Quanto ao ambiente literário em Bento Gonçalves, o autor reflete de maneira realista, reconhecendo os desafios enfrentados pelos escritores locais. “Me sinto confortável escrevendo em Bento Gonçalves. No que diz respeito aos grandes eventos literários, contatos com editoras e afins, há uma limitação, mas hoje tudo está mais próximo, aqui ou em outro lugar, devo escrever”, relata.
Iniciativas como a Feira do Livro de Bento Gonçalves e outras atividades culturais que promovem o diálogo e a disseminação da literatura, como o Fundo Municipal de Cultura, a Feira do Livro Infantil, além do apoio de livrarias locais e a Biblioteca Pública Castro Alves, com seus programas que incentivam à leitura são elogiadas pelo autor. “Escritores(as) dependem não só deles mesmos, mas de uma cadeia de pessoas, inclusive a imprensa, para que suas obras sejam lidas. Há pontos a serem melhorados, lógico, e só a exposição de ideias e o diálogo pode fortalecer nossa área”, conclui o autor.
Marta Sassi: memórias infantis e criação literária
A trajetória da escritora Marta Sassi é marcada por memórias afetivas da infância e uma profunda conexão com a educação. Um testemunho da importância das experiências iniciais na construção de sua carreira literária. Desde cedo, a autora explora sua criatividade ao brincar na natureza e participar de atividades lúdicas. Essas vivências, especialmente as férias passadas na casa da avó, sem limites para a imaginação, moldaram seu amor pela escrita.

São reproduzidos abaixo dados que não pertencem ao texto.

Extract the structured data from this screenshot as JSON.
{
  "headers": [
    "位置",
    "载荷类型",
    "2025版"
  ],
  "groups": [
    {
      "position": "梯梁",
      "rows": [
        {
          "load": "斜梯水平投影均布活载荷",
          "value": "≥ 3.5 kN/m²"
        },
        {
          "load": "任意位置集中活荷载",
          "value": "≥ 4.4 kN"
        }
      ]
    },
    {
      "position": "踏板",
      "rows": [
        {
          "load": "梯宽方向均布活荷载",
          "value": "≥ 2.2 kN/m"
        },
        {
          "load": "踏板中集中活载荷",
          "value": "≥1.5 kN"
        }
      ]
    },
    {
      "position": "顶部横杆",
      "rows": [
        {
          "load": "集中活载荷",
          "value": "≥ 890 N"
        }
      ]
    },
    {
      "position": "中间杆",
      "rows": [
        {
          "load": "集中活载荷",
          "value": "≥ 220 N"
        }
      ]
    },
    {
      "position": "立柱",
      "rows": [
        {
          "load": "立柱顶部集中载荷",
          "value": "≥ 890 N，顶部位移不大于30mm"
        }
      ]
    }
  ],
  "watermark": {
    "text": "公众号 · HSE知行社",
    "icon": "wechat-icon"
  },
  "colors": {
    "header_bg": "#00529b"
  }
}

Com uma mãe que dedicou 52 anos ao magistério, Marta teve a oportunidade de acompanhar de perto a profissão que lhe serviu de inspiração. Atualmente, formada em Magistério e Pedagogia, e mãe, ela viu nas histórias uma forma de enriquecer a vida de seu filho e alunos. “Por várias vezes escrevi pequenas histórias para contextualizar algum objeto do conhecimento e elas vibravam, essa energia boa contagia e me sentia livre para escrever e contar mais histórias”, diz. Esse amor pela narrativa culminou na publicação de seu livro “Maria Achava Interessante”, em 2021. A obra não apenas celebra a importância da preservação ambiental e do reaproveitamento de materiais reciclados de forma lúdica, mas também enfatiza o desenvolvimento da coordenação motora desde cedo. A autora vê a narrativa como um meio de estimular a criatividade e a aprendizagem. “Também mostra o processo de estímulo da coordenação motora, uma habilidade importantíssima para a evolução da concentração e coordenação da motricidade fina”, conta.
Para seu próximo lançamento, o livro “Vime” remete às histórias contadas na infância, que causaram grande impacto. A obra homenageia o avô materno de Marta, um homem dedicado e criativo que, na década de 1950, enfrentou o desafio de prolongar a vida útil dos lápis para seus nove filhos. A narrativa também destaca a cultura dos imigrantes italianos e é traduzida para o Talian pela professora Mirna Madalosso. O livro vem acompanhado de um lápis de “STROPE”, propiciando uma experiência interativa para os leitores.
Um dos maiores desafios enfrentados por Marta é criar uma narrativa envolvente que ressoe com os leitores. No entanto, ela vê o papel de escritora em Bento Gonçalves como uma grande responsabilidade social e educacional. Participar de Feiras do Livro e eventos escolares permite que ela compartilhe sua paixão com o público, especialmente com crianças que, ao verem o escritor tão próximo, se sentem inspiradas a escrever, ilustrar e contar suas próprias histórias.